Later he would take a job in Harrisburg, near Three Mile Island. He'd write about that place, too.
Now, in 2002, he was going to Chernobyl.
The reporter, looking back on his life and short career, has noticed a clear trend.

Let's presume that Chernobyl and its surrounds are as haunting today as they were nearly four years ago when I visited. Let's assume the schools are still vacant, apartment buildings cluttered with litter, the radioactive mold is still growing on the sidewalks.
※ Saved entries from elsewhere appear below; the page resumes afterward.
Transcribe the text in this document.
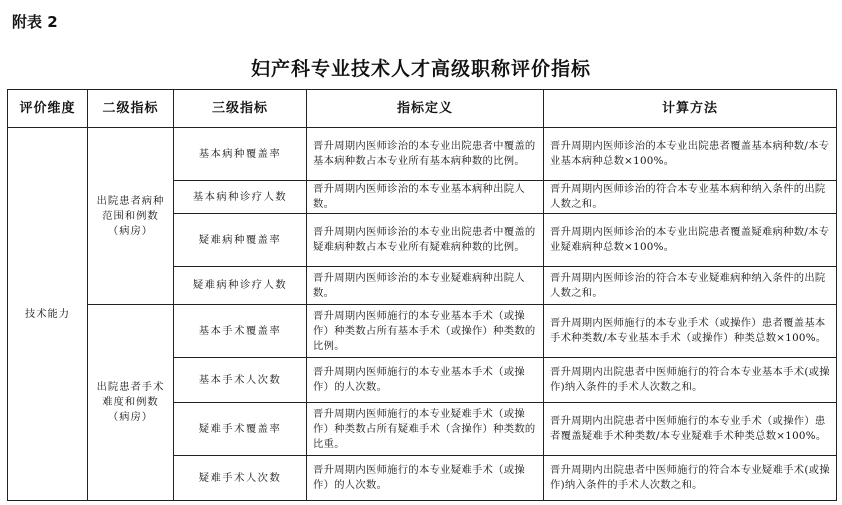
附表 2
妇产科专业技术人才高级职称评价指标
评价维度	二级指标	三级指标	指标定义	计算方法
技术能力	出院患者病种范围和例数（病房）	基本病种覆盖率	晋升周期内医师诊治的本专业出院患者中覆盖的基本病种数占本专业所有基本病种数的比例。	晋升周期内医师诊治的本专业出院患者覆盖基本病种数/本专业基本病种总数×100%。
		基本病种诊疗人数	晋升周期内医师诊治的本专业基本病种出院人数。	晋升周期内医师诊治的符合本专业基本病种纳入条件的出院人数之和。
		疑难病种覆盖率	晋升周期内医师诊治的本专业出院患者中覆盖的疑难病种数占本专业所有疑难病种数的比例。	晋升周期内医师诊治的本专业出院患者覆盖疑难病种数/本专业疑难病种总数×100%。
		疑难病种诊疗人数	晋升周期内医师诊治的本专业疑难病种出院人数。	晋升周期内医师诊治的符合本专业疑难病种纳入条件的出院人数之和。
	出院患者手术难度和例数（病房）	基本手术覆盖率	晋升周期内医师施行的本专业基本手术（或操作）种类数占所有基本手术（或操作）种类数的比例。	晋升周期内医师施行的本专业手术（或操作）患者覆盖基本手术种类数/本专业基本手术（或操作）种类总数×100%。
		基本手术人次数	晋升周期内医师施行的本专业基本手术（或操作）的人次数。	晋升周期内出院患者中医师施行的符合本专业基本手术(或操作)纳入条件的手术人次数之和。
		疑难手术覆盖率	晋升周期内医师施行的本专业疑难手术（或操作）种类数占所有疑难手术（含操作）种类数的比重。	晋升周期内出院患者中医师施行的本专业手术（或操作）患者覆盖疑难手术种类数/本专业疑难手术种类总数×100%。
		疑难手术人次数	晋升周期内医师施行的本专业疑难手术（或操作）的人次数。	晋升周期内出院患者中医师施行的符合本专业疑难手术(或操作)纳入条件的手术人次数之和。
Let's also assume that the only inhabitants of this evacuated zone, besides security employees, are those who sneak in illegally and against the advice of the Ukrainian government.
Should it always be this way?
This young and mostly philistine reporter hopes not.
The nuclear bogeyman still frightens us, but as with most bedtime creeps, a thorough check under the bed might reassure us that what we've been fearing all these years isn't as scary as we'd made it out to be. Maybe the monster isn't even there anymore.
Today, Ukranian President Viktor Yushchenko wants to return to Chernobyl. Public tours are already available -- he'd like to see more. Maybe the whole area can be converted into a biological preserve -- in the absence of humans, wildlife has returned to the area, and seems to be doing fine. Bears, wolves, boars, cranes, wild horses and rare spotted eagles have all been sighted.
The explosion itself may have loosed 400 times the radioactivity of the Hiroshima bomb, but that was then. Today, experts are in agreement that current radiation levels don't pose any great threat to human health, as long as water and food is brought in from elsewhere. A new concrete reactor tomb must be built to ensure the area's future livability, but with enough money, it can be done.
So there's hope that from the Chernobyl wreckage, something, anything, can be salvaged. Hope that this ghost-town monument to the supreme Faustian bargain will someday become a monument to a supreme rebirth. Maybe winds of change, 20 years later, are finally blowing through.